La possession de leurs seigneuries sur les frontières du Périgord et de l'Angoumois mettait la fidélité des Brémond à une rude épreuve. Aussi voit-on que Guillaume de Brémond, chevalier, et Arnaud de Nabinaud, écuyer, furent condamnés par le roi Jean, en 1352, à avoir la tête tranchée et leurs biens confisqués pour s'être refusés à reconnaître le connétable Charles d'Espagne, fait comte d'Angoulême, et pour s'être emparés d'Aubeterre[18].

Il est dit dans les titres de la maison de Brémond qu'Hélie n'aurait eu qu'une fille, Marguerite, qui, par son mariage, dont le contrat fut passé la veille de St-Rémy 1340, porta les seigneuries de St-Maigrin, Cumont et Montmallant[19] ou Nabinaud à Grimond de Fayolle, un des onze enfants d'Hélie de Fayolle et de Marguerite de St-Astier, à condition que leur postérité serait substituée aux nom et armes de Brémond.

Grimond, qui devint ainsi seigneur de Cumont, Sallebœuf et Nabinaud, chevalier banneret, servait[20], avec sa compagnie de sept écuyers et seize sergents de pied sous messire Renaud de Pons, chevalier, sire de Montfort, capitaine pour le roi de France du Limousin, du Périgord et lieux voisins par deçà la Dordogne[21], et fut l'un des députés du roi de France, chargé de faire observer en Périgord la trêve conclue à Bordeaux, le 23 mars 1357, entre le roi Jean et le prince Noir après la désastreuse bataille de Poitiers.

De Grimond de Fayolle et de Marguerite de Brémond, serait issu, toujours d'après les mêmes titres, un nouveau lignage qui se serait perpétué jusqu'en 1680[22].

Pendant les guerres de Religion, la paroisse de Cumont fut, par sa situation, d'autant plus exposée aux incursions des bandes armées des partis, attirées par le grand chemin de Saintonge, le passage de la Dronne au Grand-Pont, et au port de la Bernarde, particulièrement favorable à cause de ses écluses, et du dangereux voisinage du château d'Aubeterre devenu, dès le début de l'insurrection, le poste avancé des religionnaires de l'Angoumois, un point d'appui pour les armées protestantes, un objet de convoitise et de conquête pour les chefs de l'armée catholique[23].

Au début de l562, tandis que Duras reformait l'armée protestante à Bergerac et Ste-Foy, le capitaine Chantérac « avec cent ou cent vingt gendarmes tant à pied qu'à cheval », chargé de garder les bords de la Dronne « pour intercepter les communications entre la Guyenne et la Saintonge, courait tout le pays faisant mille maux et ravages »[24].

Il était venu occuper le passage de la Bernarde, et c'est de là que, le 13 mai 1562, après avoir laissé bonne garde sur les deux châteaux à motte, il alla avec le reste de sa troupe, pour se ravitailler et passer le temps, mettre à sac la riche commanderie de St-Antoine, située à une demi-lieue de là, dans la paroisse de Mirand, pillage dont nous avons donné le récit dans le Bulletin de la Société[25].

Au mois d'octobre suivant, après la bataille de Vergt, du 9 octobre 1562, si désastreuse pour les Protestants, deux cavaliers, revêtus d'une cotte de mailles, la rondelle au bras, le morion en tête, chevauchaient à la pointe du jour, venant de St-Privat, vers le port de la Bernarde.

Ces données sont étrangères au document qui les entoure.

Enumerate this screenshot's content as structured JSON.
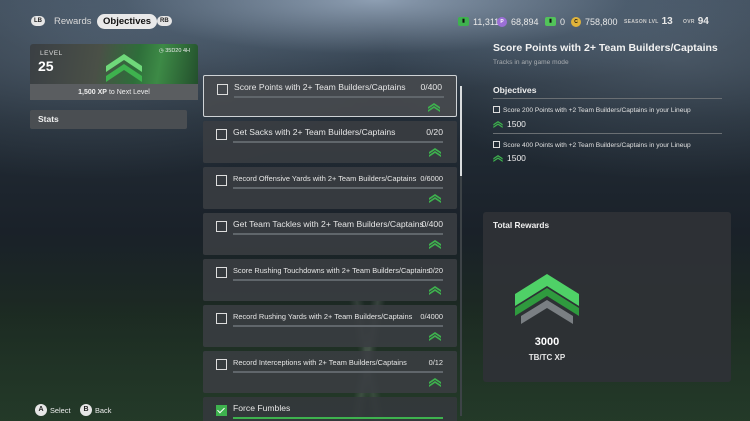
{
  "topbar": {
    "lb_hint": "LB",
    "rb_hint": "RB",
    "tabs": [
      {
        "label": "Rewards",
        "active": false
      },
      {
        "label": "Objectives",
        "active": true
      }
    ],
    "currencies": [
      {
        "icon": "training-icon",
        "value": "11,311",
        "color": "#3eb24e"
      },
      {
        "icon": "mut-points-icon",
        "value": "68,894",
        "color": "#9b6fd6"
      },
      {
        "icon": "tickets-icon",
        "value": "0",
        "color": "#52c45a"
      },
      {
        "icon": "coins-icon",
        "value": "758,800",
        "color": "#e0b33a"
      }
    ],
    "season_label": "SEASON LVL",
    "season_value": "13",
    "ovr_label": "OVR",
    "ovr_value": "94"
  },
  "level_card": {
    "label": "LEVEL",
    "level": "25",
    "time_left": "35D20 4H",
    "xp_amount": "1,500 XP",
    "xp_suffix": "to Next Level"
  },
  "stats_button": "Stats",
  "objectives": [
    {
      "title": "Score Points with 2+ Team Builders/Captains",
      "progress": "0/400",
      "small": false,
      "selected": true,
      "completed": false
    },
    {
      "title": "Get Sacks with 2+ Team Builders/Captains",
      "progress": "0/20",
      "small": false,
      "selected": false,
      "completed": false
    },
    {
      "title": "Record Offensive Yards with 2+ Team Builders/Captains",
      "progress": "0/6000",
      "small": true,
      "selected": false,
      "completed": false
    },
    {
      "title": "Get Team Tackles  with 2+ Team Builders/Captains",
      "progress": "0/400",
      "small": false,
      "selected": false,
      "completed": false
    },
    {
      "title": "Score Rushing Touchdowns  with 2+ Team Builders/Captains",
      "progress": "0/20",
      "small": true,
      "selected": false,
      "completed": false
    },
    {
      "title": "Record Rushing Yards with 2+ Team Builders/Captains",
      "progress": "0/4000",
      "small": true,
      "selected": false,
      "completed": false
    },
    {
      "title": "Record Interceptions with 2+ Team Builders/Captains",
      "progress": "0/12",
      "small": true,
      "selected": false,
      "completed": false
    },
    {
      "title": "Force Fumbles",
      "progress": "",
      "small": false,
      "selected": false,
      "completed": true
    }
  ],
  "detail": {
    "title": "Score Points with 2+ Team Builders/Captains",
    "subtitle": "Tracks in any game mode",
    "objectives_heading": "Objectives",
    "items": [
      {
        "text": "Score 200 Points with +2 Team Builders/Captains in your Lineup",
        "xp": "1500"
      },
      {
        "text": "Score 400 Points with +2 Team Builders/Captains in your Lineup",
        "xp": "1500"
      }
    ],
    "total_rewards_heading": "Total Rewards",
    "total_amount": "3000",
    "total_unit": "TB/TC XP"
  },
  "hints": [
    {
      "button": "A",
      "label": "Select"
    },
    {
      "button": "B",
      "label": "Back"
    }
  ]
}
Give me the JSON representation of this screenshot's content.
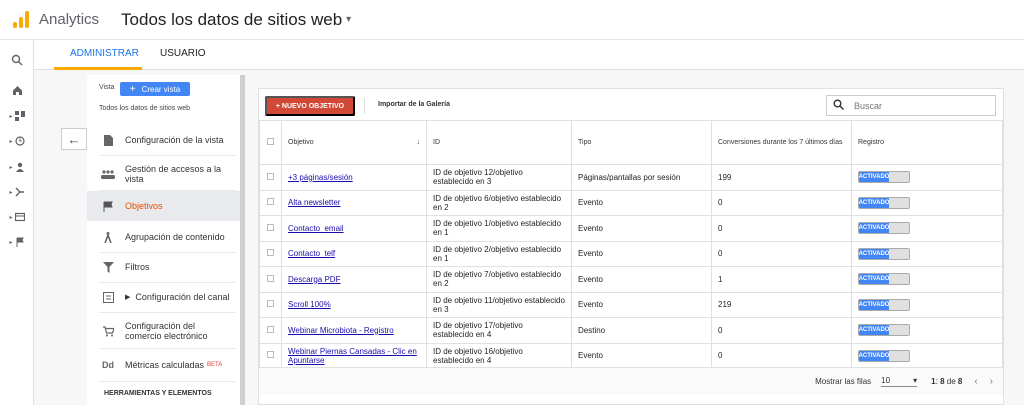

Il leur fallait à tout prix éviter Aubeterre. Une escorte de trente chevaux suivait péniblement ; bêtes et gens paraissaient épuisés de sommeil et de fatigue.

Ils avaient franchi douze lieues en moins de quatre heures et, après un repos d'une heure à St -Privât, venaient de se remettre en selle. Il leur restait encore pareille distance à parcourir.

Bientôt, ils arrivèrent au bac.

Un coup formidable retentit à la porte du passeur Denost[26]; celui-ci, réveillé en sursaut, ne fit qu'un bond de son lit à la porte où la clarté du jour encore indécise lui fit voir un homme à l'aspect dur et farouche, dont l'épaisse moustache était couverte de poussière ; d'horribles cicatrices sillonnaient son visage ; quelques taches de sang et de rouille se distinguaient sur son armure, et son morion, aplati sur la tempe gauche, portait la trace récente d'un formidable choc. A côté de cet homme, paraissait une tête de cheval ruisselante d'écume et fumante ; ses naseaux étaient fendus par une large entaille, et l'on voyait sur son front et ses tempes la trace encore béante de quatre coups de piques. L'histoire rapporte qu'à cette apparition les cheveux de Denost avaient blanchi en un seul coup.

Ce cavalier était Montluc qui se rendait avec M. de Lioux, son frère, de Bergerac à Barbezieux.

Montpensier avait appris en chemin que La Rochefoucauld, après avoir rallié Duras à Barbezieux, s'apprêtait à faire volte-face. Il s'était arrêté à deux lieues de la ville et avait dépêché queue sur queue deux courriers vers Montluc, pour lui demander d'accourir au plus vite parce que l'ennemi lui tournait le visage.

« ... Comme je veux que Dieu m'aide, dit Montluc, en toute la noblesse de la compagnie du roi de Navarre et la mienne, je ne trouvai pas trente chevaux qui pussent aller que bien difficilement...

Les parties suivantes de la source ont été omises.